The argument that we need to reward teachers for staying in the classroom is correct and already widely accepted.
The point he made was that it was State and Territory Governments, rather than the AEU, who have proved reluctant to innovate in this regard. “The AEU has repeatedly indicated a preparedness to negotiate additional, enhanced career structures underpinned by standards; it is governments who have refused to put money on the table to achieve such an outcome.”
The resource constraints behind the refusal to put money on the table won’t be solved by the IPA’s prescriptions.
No international evidence
No international or interstate comparisons are made that indicate that hollowed out agreements are a feature of high performing jurisdictions. Their only reference to international comparisons is to acknowledge that: “Compared to other OECD countries, Australia is currently able to provide a relatively high standard of student outcomes at reasonable cost. (OECD, Education at a Glance (2014), 215), (p.5).
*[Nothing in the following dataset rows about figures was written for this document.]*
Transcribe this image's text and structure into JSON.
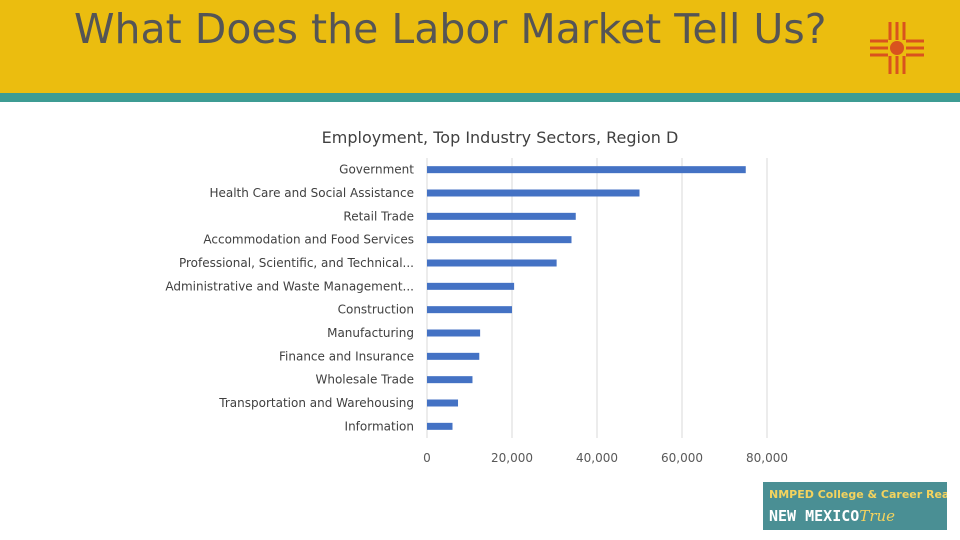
{
  "slide": {
    "title": "What Does the Labor Market Tell Us?",
    "colors": {
      "header": "#ebbd0f",
      "rule": "#3d9c93",
      "bar": "#4472c4",
      "zia": "#d9531e"
    }
  },
  "logo": {
    "icon": "zia-sun-symbol-icon"
  },
  "badge": {
    "line1": "NMPED College & Career Readiness is",
    "line2_a": "NEW MEXICO",
    "line2_b": "True"
  },
  "chart_data": {
    "type": "bar",
    "orientation": "horizontal",
    "title": "Employment, Top Industry Sectors, Region D",
    "categories": [
      "Government",
      "Health Care and Social Assistance",
      "Retail Trade",
      "Accommodation and Food Services",
      "Professional, Scientific, and Technical...",
      "Administrative and Waste Management...",
      "Construction",
      "Manufacturing",
      "Finance and Insurance",
      "Wholesale Trade",
      "Transportation and Warehousing",
      "Information"
    ],
    "values": [
      75000,
      50000,
      35000,
      34000,
      30500,
      20500,
      20000,
      12500,
      12300,
      10700,
      7300,
      6000
    ],
    "xlim": [
      0,
      80000
    ],
    "xticks": [
      {
        "value": 0,
        "label": "0"
      },
      {
        "value": 20000,
        "label": "20,000"
      },
      {
        "value": 40000,
        "label": "40,000"
      },
      {
        "value": 60000,
        "label": "60,000"
      },
      {
        "value": 80000,
        "label": "80,000"
      }
    ],
    "grid": true
  }
}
No evidence is provided to suggest that this is the most cost-effective way to improve student outcomes, as opposed to, say, enhanced professional collaboration (a reform their proposals could well mitigate against).
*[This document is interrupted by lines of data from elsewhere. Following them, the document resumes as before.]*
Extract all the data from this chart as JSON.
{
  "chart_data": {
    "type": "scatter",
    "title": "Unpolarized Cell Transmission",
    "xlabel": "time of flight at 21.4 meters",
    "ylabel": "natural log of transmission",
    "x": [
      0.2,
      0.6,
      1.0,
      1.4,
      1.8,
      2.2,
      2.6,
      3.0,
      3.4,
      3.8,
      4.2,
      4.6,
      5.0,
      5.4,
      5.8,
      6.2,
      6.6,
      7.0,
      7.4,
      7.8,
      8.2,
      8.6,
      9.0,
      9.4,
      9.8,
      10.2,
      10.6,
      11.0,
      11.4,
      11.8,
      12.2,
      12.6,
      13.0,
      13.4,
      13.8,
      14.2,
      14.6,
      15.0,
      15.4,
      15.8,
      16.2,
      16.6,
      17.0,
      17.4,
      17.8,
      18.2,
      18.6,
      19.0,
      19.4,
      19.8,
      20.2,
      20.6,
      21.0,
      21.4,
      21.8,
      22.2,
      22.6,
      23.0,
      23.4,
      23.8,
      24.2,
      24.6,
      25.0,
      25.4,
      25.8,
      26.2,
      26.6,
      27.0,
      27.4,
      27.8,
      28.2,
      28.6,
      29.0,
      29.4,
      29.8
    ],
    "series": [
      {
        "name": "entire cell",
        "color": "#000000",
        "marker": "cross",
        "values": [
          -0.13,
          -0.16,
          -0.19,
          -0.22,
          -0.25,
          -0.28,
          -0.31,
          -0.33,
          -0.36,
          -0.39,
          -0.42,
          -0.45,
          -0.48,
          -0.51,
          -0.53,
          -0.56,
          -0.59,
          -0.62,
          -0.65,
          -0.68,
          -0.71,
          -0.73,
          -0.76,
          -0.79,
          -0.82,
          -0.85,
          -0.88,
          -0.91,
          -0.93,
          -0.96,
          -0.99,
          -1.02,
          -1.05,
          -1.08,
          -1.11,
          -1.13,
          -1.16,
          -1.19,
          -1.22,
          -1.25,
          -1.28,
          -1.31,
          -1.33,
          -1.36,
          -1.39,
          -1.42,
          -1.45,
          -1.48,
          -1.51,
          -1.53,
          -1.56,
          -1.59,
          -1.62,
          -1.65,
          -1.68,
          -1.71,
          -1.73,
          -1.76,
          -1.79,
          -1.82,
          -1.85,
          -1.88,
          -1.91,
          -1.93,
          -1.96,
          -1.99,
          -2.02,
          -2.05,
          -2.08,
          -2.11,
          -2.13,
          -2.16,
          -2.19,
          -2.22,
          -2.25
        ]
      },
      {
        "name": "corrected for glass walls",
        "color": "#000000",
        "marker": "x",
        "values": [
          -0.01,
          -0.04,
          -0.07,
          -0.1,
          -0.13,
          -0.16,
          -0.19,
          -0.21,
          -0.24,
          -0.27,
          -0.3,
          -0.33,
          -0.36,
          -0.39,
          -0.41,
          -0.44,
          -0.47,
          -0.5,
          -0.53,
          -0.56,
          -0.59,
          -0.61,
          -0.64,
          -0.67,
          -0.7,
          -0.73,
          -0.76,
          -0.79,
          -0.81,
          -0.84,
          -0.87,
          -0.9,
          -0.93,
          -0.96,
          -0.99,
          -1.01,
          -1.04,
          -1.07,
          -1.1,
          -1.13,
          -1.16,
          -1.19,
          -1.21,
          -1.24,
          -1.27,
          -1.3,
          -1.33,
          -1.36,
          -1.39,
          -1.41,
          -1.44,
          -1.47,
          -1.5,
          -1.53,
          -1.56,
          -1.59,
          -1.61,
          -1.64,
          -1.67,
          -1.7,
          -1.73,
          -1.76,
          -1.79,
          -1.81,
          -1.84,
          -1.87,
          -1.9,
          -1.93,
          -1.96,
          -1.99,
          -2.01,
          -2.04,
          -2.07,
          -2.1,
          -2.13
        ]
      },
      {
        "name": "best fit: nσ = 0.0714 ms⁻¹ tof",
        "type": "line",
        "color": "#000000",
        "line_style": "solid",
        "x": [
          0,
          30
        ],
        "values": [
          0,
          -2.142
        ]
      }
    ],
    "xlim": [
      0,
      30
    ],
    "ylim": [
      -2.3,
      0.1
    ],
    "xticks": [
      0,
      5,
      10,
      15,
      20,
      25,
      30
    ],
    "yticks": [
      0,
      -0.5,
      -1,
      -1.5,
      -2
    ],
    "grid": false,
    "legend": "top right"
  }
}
Even if the IPA view of common features of teacher enterprise agreements were accepted, the report doesn’t establish that school-based agreements or hollowed-out system-based agreements are the only way of remedying the issues it raises. What such agreements would achieve, however, is a massive increase in employer power and a consequent decline in teacher salaries and conditions. In turn, this would dramatically undermine attraction and retention of teaching staff.
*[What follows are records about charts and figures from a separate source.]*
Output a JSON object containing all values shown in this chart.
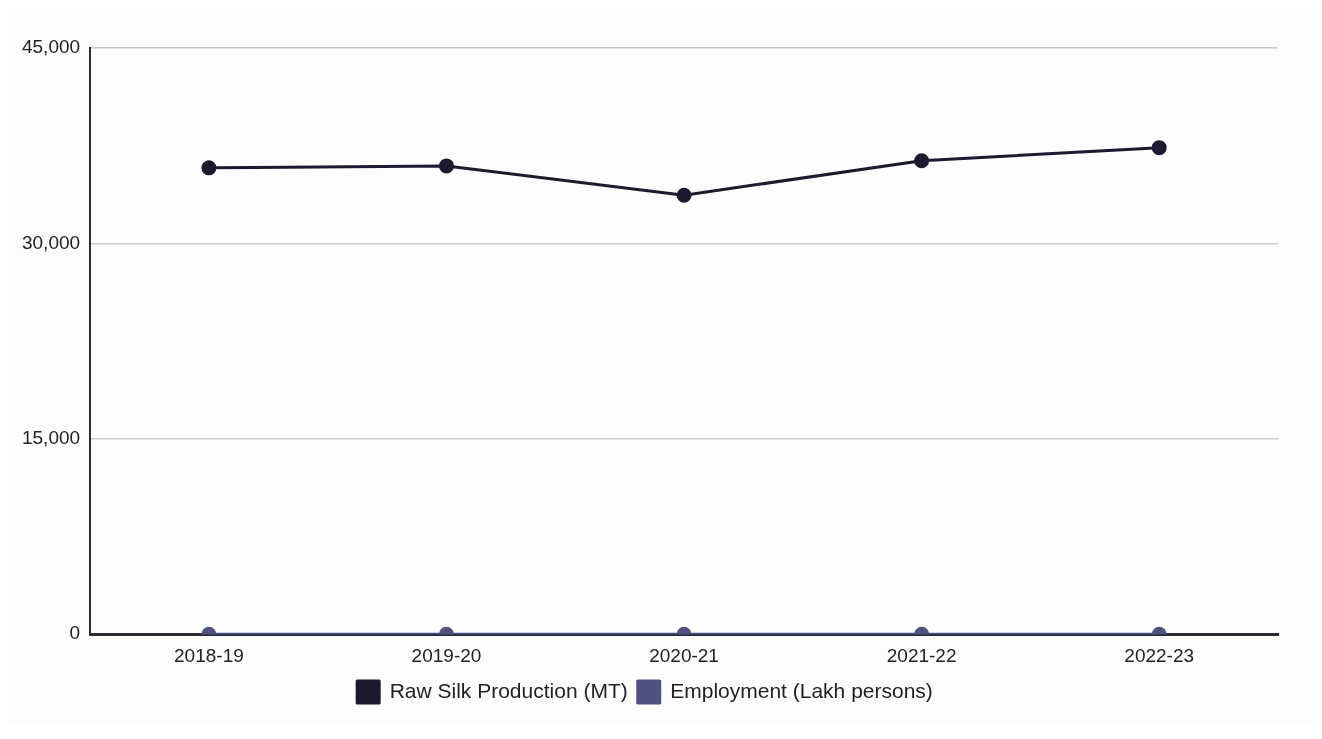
{
  "chart_data": {
    "type": "line",
    "categories": [
      "2018-19",
      "2019-20",
      "2020-21",
      "2021-22",
      "2022-23"
    ],
    "series": [
      {
        "name": "Raw Silk Production (MT)",
        "color": "#1c1a2e",
        "values": [
          35800,
          35950,
          33700,
          36350,
          37350
        ]
      },
      {
        "name": "Employment (Lakh persons)",
        "color": "#4f5280",
        "values": [
          0,
          0,
          0,
          0,
          0
        ]
      }
    ],
    "ylim": [
      0,
      45000
    ],
    "yticks": [
      {
        "value": 0,
        "label": "0"
      },
      {
        "value": 15000,
        "label": "15,000"
      },
      {
        "value": 30000,
        "label": "30,000"
      },
      {
        "value": 45000,
        "label": "45,000"
      }
    ],
    "grid": "y",
    "legend": "bottom",
    "marker": "circle",
    "line_style": "solid"
  }
}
False equation between Stand-down and Annual Leave
The IPA argue that: “The industrial relations regime that teachers work under means they sacrifice salary in exchange for more time off work. For example, a teacher earning $75,000 a year has 11 weeks away from work and 17.5% holiday leave loading. On a ‘standard year’ of 48 weeks work this equates to a salary of over $95,000 a year.”
The argument that, in reality, teachers are partly paid with holidays has an element of truth in it. However, the way the IPA quantify this trade-off is highly erroneous. It treats stand-down time (aka term-break, holidays) as annual leave. This is plain wrong: teachers do a considerable amount of work during stand-down periods. The correct calculation would subtract the work performed during stand-down from the 11 weeks the IPA characterises as annual leave.
The equation of stand-down with annual leave also does not account for the way, in practice, many teachers partly regard it as a kind of Time Off In Lieu (TOIL). In other words, it is likely that many teachers would not be prepared to work 50 hour weeks in term time (as measured by the 2014 Staff in Australian Schools Survey) if they did not receive what they reasonably regard as compensation during stand-down.